Andrew Schocket gets into this in his essay on Ron Chernow’s selective biography of Alexander Hamilton, now enjoying its massive “second shot” as the inspiration of Lin-Manuel Miranda’s Hamilton: An American Musical. Chernow’s Hamilton possesses a conscience (in the words of Lilian Hellman) “cut” to “this year’s fashions.” Schocket writes, “Chernow failed to report on Hamilton’s subtle encouragement of a military coup, seemed not to notice Hamilton’s extremely disdainful view of democracy, and vehemently denied, despite Hamilton’s own assertions, that Hamilton’s financial program was specifically geared toward the wealthy. Chernow also exaggerated Hamilton’s abolitionism,” among other absolutions. It appears necessary to write historical lives according to modern fashion for them to get any serious popular attention.
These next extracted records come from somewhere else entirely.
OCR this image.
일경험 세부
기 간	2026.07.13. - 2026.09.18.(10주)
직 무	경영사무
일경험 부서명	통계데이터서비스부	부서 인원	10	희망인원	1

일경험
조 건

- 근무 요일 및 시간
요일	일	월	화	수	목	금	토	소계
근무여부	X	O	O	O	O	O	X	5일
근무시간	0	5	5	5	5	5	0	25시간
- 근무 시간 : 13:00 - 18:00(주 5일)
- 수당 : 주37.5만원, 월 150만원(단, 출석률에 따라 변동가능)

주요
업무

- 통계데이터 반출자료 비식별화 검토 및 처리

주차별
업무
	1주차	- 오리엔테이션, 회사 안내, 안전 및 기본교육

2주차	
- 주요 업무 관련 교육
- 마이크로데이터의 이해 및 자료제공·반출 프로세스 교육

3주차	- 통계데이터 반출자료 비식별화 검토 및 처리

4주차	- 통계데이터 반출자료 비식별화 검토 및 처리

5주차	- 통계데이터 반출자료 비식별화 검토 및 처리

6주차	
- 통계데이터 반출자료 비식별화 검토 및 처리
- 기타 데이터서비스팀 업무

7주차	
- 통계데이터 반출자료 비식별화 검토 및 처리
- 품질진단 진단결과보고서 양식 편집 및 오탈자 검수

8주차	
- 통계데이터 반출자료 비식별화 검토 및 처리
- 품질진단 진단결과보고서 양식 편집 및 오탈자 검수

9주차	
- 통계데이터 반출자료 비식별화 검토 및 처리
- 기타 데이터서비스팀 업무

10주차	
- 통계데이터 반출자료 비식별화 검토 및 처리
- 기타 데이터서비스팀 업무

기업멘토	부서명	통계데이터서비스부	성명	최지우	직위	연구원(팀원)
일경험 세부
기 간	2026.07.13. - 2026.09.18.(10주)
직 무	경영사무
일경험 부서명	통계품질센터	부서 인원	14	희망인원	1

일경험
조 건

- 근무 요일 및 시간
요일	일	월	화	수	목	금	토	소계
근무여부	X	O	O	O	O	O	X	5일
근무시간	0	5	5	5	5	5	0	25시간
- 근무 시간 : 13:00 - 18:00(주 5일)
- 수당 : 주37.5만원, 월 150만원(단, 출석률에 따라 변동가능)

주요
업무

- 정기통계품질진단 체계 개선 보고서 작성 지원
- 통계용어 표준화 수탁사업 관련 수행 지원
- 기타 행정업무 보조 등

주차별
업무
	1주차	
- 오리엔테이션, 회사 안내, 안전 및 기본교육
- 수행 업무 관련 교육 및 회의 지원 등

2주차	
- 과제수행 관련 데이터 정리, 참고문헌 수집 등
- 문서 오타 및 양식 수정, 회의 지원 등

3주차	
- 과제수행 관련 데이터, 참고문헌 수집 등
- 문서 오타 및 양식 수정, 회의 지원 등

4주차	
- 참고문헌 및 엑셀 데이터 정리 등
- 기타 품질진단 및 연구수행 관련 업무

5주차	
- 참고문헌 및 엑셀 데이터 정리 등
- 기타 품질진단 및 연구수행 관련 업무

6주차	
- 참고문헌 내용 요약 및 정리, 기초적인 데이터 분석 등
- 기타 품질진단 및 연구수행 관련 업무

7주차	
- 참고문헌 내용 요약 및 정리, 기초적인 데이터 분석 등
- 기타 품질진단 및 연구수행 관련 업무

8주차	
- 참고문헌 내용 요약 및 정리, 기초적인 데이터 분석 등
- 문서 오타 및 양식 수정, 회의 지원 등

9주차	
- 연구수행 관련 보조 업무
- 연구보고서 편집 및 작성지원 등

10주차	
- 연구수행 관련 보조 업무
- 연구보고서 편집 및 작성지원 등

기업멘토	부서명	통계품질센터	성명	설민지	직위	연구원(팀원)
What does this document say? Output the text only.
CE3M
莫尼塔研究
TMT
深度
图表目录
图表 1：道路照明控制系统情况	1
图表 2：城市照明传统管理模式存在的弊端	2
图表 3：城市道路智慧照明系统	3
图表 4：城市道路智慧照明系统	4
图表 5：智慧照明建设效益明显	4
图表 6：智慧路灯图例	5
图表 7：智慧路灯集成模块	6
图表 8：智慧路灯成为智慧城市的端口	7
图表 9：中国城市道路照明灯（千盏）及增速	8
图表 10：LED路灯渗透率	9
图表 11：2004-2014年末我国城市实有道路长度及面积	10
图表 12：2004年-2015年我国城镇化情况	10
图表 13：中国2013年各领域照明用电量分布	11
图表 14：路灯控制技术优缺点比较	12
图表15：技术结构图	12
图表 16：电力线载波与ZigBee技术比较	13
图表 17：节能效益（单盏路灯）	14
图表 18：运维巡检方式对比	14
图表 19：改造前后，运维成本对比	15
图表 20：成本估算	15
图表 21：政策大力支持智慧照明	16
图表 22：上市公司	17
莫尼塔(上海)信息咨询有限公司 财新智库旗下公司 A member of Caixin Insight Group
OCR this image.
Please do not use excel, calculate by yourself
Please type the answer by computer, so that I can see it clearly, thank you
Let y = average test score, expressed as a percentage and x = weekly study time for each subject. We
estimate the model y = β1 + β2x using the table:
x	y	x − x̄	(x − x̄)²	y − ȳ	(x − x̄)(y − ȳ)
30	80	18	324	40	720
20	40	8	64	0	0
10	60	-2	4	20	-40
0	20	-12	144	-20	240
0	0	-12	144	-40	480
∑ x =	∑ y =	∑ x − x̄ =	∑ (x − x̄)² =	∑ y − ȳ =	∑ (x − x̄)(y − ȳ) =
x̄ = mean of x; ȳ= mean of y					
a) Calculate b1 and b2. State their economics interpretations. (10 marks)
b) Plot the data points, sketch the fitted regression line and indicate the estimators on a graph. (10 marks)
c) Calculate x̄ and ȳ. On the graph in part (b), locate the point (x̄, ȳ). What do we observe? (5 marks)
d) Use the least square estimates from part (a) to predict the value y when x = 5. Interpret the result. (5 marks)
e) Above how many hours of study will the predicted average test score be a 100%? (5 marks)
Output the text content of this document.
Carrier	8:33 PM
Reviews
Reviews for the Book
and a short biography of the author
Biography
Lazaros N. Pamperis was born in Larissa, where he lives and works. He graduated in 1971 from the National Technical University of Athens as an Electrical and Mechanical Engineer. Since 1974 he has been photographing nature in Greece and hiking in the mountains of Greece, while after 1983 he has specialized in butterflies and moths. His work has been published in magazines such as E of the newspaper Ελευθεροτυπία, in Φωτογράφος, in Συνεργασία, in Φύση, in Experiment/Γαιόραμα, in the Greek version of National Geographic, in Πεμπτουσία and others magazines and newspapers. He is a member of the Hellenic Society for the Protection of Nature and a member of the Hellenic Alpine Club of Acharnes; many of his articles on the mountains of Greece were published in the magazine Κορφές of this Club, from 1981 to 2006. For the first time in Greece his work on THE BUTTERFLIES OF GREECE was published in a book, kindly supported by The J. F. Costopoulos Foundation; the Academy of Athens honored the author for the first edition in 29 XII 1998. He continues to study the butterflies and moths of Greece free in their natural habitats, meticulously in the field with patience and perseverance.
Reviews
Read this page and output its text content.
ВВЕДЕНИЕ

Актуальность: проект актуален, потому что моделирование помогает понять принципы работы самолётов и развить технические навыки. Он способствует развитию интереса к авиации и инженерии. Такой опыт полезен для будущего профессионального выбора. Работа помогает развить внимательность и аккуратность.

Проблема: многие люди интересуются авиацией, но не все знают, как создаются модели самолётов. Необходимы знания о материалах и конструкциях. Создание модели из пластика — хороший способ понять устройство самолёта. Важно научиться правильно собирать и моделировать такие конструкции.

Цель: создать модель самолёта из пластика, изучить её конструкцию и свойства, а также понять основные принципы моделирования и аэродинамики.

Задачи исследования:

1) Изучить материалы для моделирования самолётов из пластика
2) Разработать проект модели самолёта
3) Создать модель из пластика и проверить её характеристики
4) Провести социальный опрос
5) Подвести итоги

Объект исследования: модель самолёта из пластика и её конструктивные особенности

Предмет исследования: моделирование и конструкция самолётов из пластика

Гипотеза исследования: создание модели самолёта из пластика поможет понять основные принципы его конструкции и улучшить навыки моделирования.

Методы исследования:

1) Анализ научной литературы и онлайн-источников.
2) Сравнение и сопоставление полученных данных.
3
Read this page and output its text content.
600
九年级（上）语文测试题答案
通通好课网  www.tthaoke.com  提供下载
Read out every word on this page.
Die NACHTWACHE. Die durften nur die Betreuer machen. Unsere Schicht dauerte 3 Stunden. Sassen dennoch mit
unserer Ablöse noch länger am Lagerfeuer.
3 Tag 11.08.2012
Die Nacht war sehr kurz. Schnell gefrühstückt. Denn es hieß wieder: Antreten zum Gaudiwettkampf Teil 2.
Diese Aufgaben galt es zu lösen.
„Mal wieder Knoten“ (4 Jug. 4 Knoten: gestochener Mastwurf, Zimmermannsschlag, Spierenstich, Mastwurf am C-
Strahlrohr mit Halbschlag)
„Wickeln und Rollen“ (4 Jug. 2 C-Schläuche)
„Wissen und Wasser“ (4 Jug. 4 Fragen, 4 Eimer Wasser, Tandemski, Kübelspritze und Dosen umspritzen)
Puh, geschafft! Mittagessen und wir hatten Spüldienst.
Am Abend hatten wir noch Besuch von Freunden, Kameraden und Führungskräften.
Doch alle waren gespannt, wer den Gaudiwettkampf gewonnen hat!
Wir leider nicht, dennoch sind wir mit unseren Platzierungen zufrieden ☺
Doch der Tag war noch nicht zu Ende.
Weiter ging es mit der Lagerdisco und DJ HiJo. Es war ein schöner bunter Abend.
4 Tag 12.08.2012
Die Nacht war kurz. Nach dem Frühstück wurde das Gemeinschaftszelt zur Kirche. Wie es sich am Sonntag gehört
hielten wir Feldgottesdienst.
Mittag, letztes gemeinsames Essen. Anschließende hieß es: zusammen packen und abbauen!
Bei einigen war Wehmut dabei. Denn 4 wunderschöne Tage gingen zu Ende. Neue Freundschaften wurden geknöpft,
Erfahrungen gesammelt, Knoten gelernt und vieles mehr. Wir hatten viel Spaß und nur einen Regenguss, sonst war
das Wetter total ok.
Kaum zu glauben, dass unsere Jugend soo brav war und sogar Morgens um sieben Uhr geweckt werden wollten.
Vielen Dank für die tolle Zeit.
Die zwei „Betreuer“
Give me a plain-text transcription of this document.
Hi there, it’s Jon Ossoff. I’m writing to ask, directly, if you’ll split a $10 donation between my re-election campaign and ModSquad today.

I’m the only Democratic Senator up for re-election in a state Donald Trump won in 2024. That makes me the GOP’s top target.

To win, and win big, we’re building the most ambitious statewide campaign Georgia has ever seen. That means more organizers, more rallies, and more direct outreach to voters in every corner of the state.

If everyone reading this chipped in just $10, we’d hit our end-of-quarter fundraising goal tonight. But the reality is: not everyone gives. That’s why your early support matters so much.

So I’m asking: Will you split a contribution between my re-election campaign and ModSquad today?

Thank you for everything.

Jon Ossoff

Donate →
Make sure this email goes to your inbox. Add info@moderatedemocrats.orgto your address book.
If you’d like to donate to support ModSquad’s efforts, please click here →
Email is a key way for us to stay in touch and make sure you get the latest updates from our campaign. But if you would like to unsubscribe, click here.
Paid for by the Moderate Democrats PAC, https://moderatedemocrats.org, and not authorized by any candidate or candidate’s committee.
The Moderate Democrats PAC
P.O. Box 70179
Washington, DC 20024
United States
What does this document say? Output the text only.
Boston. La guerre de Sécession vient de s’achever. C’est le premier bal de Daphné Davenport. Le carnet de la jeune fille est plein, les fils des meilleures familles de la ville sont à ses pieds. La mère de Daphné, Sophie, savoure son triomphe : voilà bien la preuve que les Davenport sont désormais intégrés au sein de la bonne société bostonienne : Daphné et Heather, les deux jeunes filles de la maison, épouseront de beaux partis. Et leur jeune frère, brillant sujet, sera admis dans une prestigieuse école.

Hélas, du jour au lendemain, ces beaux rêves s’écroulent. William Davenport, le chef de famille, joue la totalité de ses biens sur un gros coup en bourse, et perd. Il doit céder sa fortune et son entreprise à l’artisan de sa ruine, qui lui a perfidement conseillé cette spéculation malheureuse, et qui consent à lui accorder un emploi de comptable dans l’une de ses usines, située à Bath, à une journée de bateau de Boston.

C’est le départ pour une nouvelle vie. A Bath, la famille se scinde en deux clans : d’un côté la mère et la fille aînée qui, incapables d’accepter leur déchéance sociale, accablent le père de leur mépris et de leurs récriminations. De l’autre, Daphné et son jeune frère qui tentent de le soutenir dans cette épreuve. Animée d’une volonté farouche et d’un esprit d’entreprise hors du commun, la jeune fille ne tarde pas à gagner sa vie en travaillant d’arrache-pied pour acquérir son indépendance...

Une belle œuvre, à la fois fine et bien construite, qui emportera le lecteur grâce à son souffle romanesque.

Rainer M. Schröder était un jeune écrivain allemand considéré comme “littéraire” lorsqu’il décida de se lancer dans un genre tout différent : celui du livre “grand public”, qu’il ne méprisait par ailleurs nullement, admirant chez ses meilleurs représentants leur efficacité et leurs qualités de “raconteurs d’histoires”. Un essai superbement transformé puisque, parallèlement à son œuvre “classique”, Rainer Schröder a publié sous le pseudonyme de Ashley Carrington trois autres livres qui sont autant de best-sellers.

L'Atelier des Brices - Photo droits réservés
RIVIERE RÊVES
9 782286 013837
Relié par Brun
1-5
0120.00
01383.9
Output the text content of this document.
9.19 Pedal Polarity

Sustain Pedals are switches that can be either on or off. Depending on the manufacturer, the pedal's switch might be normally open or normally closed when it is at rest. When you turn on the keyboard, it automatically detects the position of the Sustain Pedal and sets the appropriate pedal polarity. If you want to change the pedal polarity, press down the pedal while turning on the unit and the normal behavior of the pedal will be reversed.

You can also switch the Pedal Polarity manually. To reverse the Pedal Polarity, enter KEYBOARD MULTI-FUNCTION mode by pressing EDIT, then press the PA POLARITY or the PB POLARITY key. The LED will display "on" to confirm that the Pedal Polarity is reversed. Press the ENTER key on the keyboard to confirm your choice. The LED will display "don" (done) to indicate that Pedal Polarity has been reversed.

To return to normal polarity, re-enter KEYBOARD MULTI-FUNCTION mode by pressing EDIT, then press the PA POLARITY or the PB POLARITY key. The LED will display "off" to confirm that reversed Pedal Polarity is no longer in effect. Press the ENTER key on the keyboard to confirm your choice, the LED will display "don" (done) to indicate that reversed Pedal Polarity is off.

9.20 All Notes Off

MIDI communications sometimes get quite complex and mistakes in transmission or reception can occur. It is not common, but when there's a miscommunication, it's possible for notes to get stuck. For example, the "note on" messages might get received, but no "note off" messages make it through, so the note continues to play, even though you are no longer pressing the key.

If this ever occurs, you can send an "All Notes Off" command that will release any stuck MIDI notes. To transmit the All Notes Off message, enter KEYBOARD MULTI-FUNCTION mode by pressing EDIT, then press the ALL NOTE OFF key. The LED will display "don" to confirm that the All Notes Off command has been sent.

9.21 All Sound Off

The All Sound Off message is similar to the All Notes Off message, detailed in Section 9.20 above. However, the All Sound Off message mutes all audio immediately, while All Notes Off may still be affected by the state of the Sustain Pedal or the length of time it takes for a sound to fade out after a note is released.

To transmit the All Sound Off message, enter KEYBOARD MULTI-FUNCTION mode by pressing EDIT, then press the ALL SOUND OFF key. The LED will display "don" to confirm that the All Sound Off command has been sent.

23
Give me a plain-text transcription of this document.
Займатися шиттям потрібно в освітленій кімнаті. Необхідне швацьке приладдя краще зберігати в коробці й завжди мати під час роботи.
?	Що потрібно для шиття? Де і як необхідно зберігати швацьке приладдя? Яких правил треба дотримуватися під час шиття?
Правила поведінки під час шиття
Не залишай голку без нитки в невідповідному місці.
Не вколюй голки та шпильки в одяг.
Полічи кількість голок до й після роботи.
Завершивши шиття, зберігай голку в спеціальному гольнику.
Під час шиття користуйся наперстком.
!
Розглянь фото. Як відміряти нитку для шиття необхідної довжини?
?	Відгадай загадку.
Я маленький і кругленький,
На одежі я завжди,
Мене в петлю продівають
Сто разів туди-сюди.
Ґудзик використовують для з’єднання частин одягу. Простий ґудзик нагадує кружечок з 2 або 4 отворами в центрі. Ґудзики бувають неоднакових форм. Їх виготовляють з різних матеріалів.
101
Now, if your goal is to tell a tale of corruption, as in Twelve Years a Slave, or in the imagined past dystopia of The Man in the High Castle, that works for you. Jerks provide a lot of conflict and drama. But the reality is that showing or narrating the full scope of most people’s lives and opinions will necessarily make them less virtuous or heroic in our eyes. The alternative–to pretend that enslaved people really were “servants” rather than enslaved, or to pass over inconvenient details like most Anglo-Americans’ vicious anti-Catholicism or anti-Native Americanism–is weak. Even non-white peoples were mired in ethnic prejudices, although after 1800 or so in North America they only rarely had the demographic advantage to press against their enemies.
What do you think? I must return to my stack of papers and exams.